Takkan Sama

Cerpen Karangan:
Kategori: Cerpen Keluarga
Lolos moderasi pada: 22 November 2014

Namaku Andi, aku adalah siswa kelas 8. Aku memiliki seorang kakak laki-laki bernama Adit. Dia 4 tahun lebih tua dariku. Tapi hubunganku dengannya tak seharmonis yang dibayangkan. Mungkin banyak yang berfikir kita bisa kompak karena memiliki kesukaan yang sama. Tapi menurutku itu adalah hal yang selama ini membuat hubungan kami tidak harmonis. Justru karena itu aku sering ribut dengan Kak Adit.
Ini semua kadang membuatku tidak betah di rumah. Terlebih lagi ketika Mama lebih membela Kak Adit. Alasannya berbagai macam. Telingaku rasanya mau pecah dengar ocehan Mama. Menurutku Mama selalu tidak adil. Kalau sudah begini Kak Adit merasa sangat bangga atas kemenangannya. Seringkali Mama berusaha menasehati kami agar kami akur. Namun usahanya selalu sia-sia.

Malam itu aku sedang berkonsentrasi mengerjakan tugas menggambar dan dilanjutkan tugas Bahasa Indonesia. Terdengar ada yang mengetuk pintu kamarku. Aku tak menghiraukannya.
“Woy, buka pintu dong,” kata seseorang di balik pintu yang tak lain adalah Kak Adit.
“Apaan sih Kak? Gak usah ganggu deh,” kataku dengan sedikit teriak.
“Yeh malah nyolot, disuruh makan tuh. Kita semua udah nunggu di ruang makan. Udah deh berantemnya nanti lagi,” kata Kak Adit.
“Nanti ajalah tanggung,” kataku.
Tanpa membalas kata-kataku Kak Adit meninggalkan kamarku dan menuju ruang makan. Aku tak peduli, aku tetap melanjutkan tugasku. Menggoreskan berbagai macam warna di atas buku gambar berukuran A4.

“Mana adikmu?” tanya Mama.
“Di kamarnya,” jawab Kak Adit santai.
“Kamu itu bagaimana sih? Mama kan nyuruh kamu manggil dia,” ucap Mama.
“Iya Adit tau, tapi dia gak mau keluar. Tanggung katanya,” jelas Kak Adit.
“Males giiilaaa… udah ah Ma aku makan duluan,” kata Kak Adit.
“Kalian itu gak bisa ya akur sehari aja?” Mama menghela nafas.
“Pokoknya kamu gak boleh makan duluan. Ya udah Mama yang ke kamar Andi,” tambah Mama.

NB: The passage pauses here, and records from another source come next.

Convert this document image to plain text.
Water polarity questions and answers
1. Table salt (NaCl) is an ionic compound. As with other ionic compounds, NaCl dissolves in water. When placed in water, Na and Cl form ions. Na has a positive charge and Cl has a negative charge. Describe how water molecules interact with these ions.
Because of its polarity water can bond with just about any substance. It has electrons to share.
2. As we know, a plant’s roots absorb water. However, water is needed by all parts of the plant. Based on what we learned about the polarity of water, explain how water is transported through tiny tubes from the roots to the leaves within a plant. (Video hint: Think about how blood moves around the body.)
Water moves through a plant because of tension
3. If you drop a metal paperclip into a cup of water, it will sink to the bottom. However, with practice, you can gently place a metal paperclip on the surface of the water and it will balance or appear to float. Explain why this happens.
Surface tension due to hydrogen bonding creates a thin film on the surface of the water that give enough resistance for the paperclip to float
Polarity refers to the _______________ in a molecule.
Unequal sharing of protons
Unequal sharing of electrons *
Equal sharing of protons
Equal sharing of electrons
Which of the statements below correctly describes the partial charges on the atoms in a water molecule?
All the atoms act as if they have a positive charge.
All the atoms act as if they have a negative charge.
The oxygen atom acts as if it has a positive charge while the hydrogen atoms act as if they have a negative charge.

Gambarku sudah selesai. Kini aku sedang mengerjakan tugas Bahasa Indonesia. Sedikit lagi aku menyelesaikannya. Mama mengetuk pintu kamarku dengan pelan. Disambung dengan suara Mama yang lembut dan penuh kasih sayang.
“Sayang, ayo makan dulu,” ucap Mama lembut.
“Iya Ma, sebentar,” kataku.
“Ayo sayang, makanan sudah siap. Papa dan Kak Adit sudah menunggu,” kata Mama.
Aku membereskan semua buku pelajaranku, kebetulan memang tugas-tugasku telah selesai. Aku membuka pintu kamarku. Mama tak bicara lagi, yang ku lihat hanya lengkungan manis yang mengembang dari mulutnya.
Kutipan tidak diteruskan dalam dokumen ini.